See, the movie even made me rant about it! I wrote several paragraphs about racism already despite reviewing a music documentary. I am so completely easy to manipulate. Please, biased media journalists, muppeteer me around a little more, so I can talk yet MORE about racism! Racism this racism that, enough already... There are far worse - and more curable - problems than racism. The more you lambaste people for real or imagined racist behaviour the more they're likely to become even more racist rather than less. Nobody likes being harassed, about anything.

Anyway, back to music. I find it hilarious that slow-livin', supposedly "lazy", laid-back Southerners - some of whom even talk slowly - invented(?) a type of metal such as sludge. Anybody see the comedy in that? Cletus likes his metal slow and boring, sort of like sitting on a porch and watching chickens slowly go by. Kind of makes sense.

OK, now I'm being just as bad as the NYers (who delusionally think they're superior to Middle America, morally as well as intellectually).

There is also absurdity in how the "unhip" South is the home of sludge metal - which is hipster metal. And hipster metal draws in kids from non-Southern regions mostly - many of whom have prejudices against the South. I love ironies.

The film features a plethora of bands, perhaps as many as 30, most of them obscure and some of them downright devoid of fandom - because how else to explain the fact that several of them aren't even included on major music sites. Unless of course the band-members themselves can count themselves as their own fans - which would then mean they have fans after all! (I couldn't resist that.) The notable exceptions are Pantera, Lamb of God (I had no clue they were from the South), Eyehategod, C. O. C. And perhaps even Buzzoven which I've vaguely heard of. The South sure has a rich history of top-notch metal... or not.

To be fair, D. R. I., one of the greatest metal bands, are Texans, and get mentioned very briefly but none of their members are featured. So why are D. R. I always sidelined in rockumentaries about hardcore and the South? This band has easily more value than all the 30 featured here, combined.

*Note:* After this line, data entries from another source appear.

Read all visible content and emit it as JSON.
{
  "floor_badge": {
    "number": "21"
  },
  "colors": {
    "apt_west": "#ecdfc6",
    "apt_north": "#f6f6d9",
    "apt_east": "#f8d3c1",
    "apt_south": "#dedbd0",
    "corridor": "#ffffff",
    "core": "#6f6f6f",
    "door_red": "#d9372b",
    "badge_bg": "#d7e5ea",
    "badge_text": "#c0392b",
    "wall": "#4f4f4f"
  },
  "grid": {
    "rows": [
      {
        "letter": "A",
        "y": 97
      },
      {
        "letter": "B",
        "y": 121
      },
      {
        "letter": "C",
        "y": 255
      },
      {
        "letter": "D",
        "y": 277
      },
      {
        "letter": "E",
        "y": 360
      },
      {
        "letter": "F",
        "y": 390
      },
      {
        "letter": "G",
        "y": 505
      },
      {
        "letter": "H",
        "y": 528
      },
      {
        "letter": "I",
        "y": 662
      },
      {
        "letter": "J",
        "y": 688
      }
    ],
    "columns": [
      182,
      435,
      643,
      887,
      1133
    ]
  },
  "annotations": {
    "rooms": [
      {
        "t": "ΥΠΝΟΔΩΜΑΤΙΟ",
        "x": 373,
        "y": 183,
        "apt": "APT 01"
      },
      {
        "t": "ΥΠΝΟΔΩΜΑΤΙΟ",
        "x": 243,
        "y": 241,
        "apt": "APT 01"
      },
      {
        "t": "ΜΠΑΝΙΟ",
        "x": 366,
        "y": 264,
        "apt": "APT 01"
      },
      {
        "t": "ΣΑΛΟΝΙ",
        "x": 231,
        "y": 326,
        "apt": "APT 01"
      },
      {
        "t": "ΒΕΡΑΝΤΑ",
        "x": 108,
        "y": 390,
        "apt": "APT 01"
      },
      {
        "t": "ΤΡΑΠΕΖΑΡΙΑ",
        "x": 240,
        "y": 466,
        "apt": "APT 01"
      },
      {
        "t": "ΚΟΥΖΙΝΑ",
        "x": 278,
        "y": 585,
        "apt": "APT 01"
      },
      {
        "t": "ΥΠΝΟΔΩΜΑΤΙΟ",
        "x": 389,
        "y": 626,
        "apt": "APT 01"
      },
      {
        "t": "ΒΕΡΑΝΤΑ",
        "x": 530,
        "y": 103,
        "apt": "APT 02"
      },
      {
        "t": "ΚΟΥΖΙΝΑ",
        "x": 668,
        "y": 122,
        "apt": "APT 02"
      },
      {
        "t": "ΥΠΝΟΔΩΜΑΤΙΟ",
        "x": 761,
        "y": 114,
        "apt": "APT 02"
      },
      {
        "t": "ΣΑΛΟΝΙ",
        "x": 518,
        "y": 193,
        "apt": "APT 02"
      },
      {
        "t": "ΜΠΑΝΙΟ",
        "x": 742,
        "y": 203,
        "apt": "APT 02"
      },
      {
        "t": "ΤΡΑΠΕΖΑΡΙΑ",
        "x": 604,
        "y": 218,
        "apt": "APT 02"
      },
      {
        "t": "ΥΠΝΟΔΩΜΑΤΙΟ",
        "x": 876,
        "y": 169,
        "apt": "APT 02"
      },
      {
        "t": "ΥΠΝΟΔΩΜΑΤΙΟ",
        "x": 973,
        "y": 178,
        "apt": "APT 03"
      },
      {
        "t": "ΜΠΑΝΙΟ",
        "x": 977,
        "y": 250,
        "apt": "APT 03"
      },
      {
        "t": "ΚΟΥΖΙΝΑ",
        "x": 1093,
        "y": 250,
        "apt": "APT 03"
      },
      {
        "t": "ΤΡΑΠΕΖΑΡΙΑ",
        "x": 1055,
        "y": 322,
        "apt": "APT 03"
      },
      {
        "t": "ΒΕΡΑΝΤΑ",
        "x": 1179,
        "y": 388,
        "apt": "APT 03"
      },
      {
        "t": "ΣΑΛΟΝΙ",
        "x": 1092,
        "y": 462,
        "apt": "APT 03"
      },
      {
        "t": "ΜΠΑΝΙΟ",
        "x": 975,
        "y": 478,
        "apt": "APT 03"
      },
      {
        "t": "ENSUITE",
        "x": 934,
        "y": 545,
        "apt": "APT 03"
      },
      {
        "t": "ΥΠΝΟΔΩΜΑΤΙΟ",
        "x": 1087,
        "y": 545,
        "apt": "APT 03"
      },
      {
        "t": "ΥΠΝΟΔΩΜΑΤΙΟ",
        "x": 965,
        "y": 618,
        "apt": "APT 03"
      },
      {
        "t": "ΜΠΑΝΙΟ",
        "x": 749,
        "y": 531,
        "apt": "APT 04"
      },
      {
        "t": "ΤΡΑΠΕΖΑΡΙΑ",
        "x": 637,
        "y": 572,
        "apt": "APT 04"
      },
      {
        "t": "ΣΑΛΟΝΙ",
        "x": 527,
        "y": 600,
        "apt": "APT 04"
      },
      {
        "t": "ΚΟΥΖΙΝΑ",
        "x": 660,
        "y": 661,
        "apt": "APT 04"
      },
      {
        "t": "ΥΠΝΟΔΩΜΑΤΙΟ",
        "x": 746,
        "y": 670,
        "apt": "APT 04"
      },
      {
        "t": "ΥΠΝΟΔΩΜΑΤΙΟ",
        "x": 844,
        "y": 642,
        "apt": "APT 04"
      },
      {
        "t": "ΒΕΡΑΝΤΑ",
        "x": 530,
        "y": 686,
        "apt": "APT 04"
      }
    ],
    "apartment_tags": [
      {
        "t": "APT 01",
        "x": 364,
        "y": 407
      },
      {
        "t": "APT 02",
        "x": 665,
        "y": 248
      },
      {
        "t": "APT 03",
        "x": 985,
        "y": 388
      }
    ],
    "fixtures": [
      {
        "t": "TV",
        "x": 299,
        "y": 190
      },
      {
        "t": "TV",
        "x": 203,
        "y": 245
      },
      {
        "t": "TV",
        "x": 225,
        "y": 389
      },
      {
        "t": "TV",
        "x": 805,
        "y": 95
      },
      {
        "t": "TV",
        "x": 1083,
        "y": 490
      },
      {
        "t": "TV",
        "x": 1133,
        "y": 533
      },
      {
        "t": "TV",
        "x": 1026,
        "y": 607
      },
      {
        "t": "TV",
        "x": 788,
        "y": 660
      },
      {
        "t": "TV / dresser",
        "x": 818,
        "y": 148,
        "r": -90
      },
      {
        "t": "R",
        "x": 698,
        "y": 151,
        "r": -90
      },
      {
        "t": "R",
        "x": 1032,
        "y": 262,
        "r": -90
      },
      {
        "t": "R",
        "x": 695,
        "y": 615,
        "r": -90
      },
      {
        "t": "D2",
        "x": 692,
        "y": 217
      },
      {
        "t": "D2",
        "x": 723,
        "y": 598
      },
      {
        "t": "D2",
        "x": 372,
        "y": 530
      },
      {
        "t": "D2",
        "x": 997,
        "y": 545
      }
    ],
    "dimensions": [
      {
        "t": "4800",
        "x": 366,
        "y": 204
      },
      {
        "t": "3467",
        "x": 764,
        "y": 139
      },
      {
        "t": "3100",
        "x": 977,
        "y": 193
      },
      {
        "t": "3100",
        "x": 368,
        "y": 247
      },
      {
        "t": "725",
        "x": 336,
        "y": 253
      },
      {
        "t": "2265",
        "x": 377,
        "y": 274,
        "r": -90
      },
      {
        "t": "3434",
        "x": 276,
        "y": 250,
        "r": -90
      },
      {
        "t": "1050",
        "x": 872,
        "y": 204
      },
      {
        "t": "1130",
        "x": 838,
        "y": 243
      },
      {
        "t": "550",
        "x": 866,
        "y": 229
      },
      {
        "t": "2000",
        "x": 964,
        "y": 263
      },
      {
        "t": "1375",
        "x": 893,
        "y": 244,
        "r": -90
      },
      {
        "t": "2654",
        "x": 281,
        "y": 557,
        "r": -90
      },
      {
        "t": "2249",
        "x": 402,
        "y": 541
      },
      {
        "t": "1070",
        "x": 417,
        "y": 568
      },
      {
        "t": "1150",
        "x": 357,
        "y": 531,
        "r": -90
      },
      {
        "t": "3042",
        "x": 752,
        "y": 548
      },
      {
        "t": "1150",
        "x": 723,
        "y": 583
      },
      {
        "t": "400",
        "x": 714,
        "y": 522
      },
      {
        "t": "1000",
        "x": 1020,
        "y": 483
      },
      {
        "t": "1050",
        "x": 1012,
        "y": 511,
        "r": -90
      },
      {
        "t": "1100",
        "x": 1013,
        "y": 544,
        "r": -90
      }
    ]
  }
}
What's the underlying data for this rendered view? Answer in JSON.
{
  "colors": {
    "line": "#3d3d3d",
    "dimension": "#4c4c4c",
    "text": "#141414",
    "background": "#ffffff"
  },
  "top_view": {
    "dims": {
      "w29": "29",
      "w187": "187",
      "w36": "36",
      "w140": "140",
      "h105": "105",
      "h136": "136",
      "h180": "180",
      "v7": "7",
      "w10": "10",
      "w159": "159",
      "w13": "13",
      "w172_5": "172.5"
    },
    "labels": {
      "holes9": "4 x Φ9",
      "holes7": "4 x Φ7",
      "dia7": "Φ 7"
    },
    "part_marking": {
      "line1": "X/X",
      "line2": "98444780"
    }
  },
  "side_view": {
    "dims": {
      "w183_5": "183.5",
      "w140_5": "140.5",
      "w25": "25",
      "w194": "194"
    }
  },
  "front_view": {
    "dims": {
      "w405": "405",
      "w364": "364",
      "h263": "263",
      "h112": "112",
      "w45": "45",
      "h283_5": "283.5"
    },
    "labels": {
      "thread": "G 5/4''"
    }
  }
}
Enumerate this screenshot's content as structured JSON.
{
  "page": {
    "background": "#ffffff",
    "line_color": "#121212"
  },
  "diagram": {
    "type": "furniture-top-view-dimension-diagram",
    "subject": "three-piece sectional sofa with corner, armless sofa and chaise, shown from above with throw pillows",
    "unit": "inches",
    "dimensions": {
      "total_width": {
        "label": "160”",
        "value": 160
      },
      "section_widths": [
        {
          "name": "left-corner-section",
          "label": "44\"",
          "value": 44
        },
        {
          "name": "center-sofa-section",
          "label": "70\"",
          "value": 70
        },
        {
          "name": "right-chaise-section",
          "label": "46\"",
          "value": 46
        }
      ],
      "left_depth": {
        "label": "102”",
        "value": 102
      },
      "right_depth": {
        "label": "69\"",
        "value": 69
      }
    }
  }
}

To be even fairer, the film never purported to show that the South is a metal capital or anything like that.

Why "southern steel" isn't nearly as good as "northern steel" (Canada, Scandinavia) or "western steel" or "eastern steel" and very few of their bands had any major success, even in the underground, might be found in the music many of the band members point out to as their main influences while growing up. You guessed it: rap "music"! Well, no friggin' wonder "southern steel" is so lame compared to other regions' "steels"! If your ears are so weak that they "recognize" rap as great music, then why even attempt to make "serious" music? How can rap possibly influence you to write good music?! That'd be like Nazism inspiring you to be kind to children and cats. And it's no excuse that they liked rap when they were kids: I wuz a kid too once (believe it or not) and I absolutely hated rap from the first time I heard it, and still hate it with a burning passion. (I hate the undeserved media hype more than the music itself, actually.) I don't ever want to hear a musician saying rap influenced him growing up - or actually, come to think of it, I do wanna hear that so it can serve as a warning to stay away from their (almost certainly bad) music.

The movie's biggest plus is that it features the South, precisely because it's such a peculiar region that has many cliches and prejudice attached to it - and against it.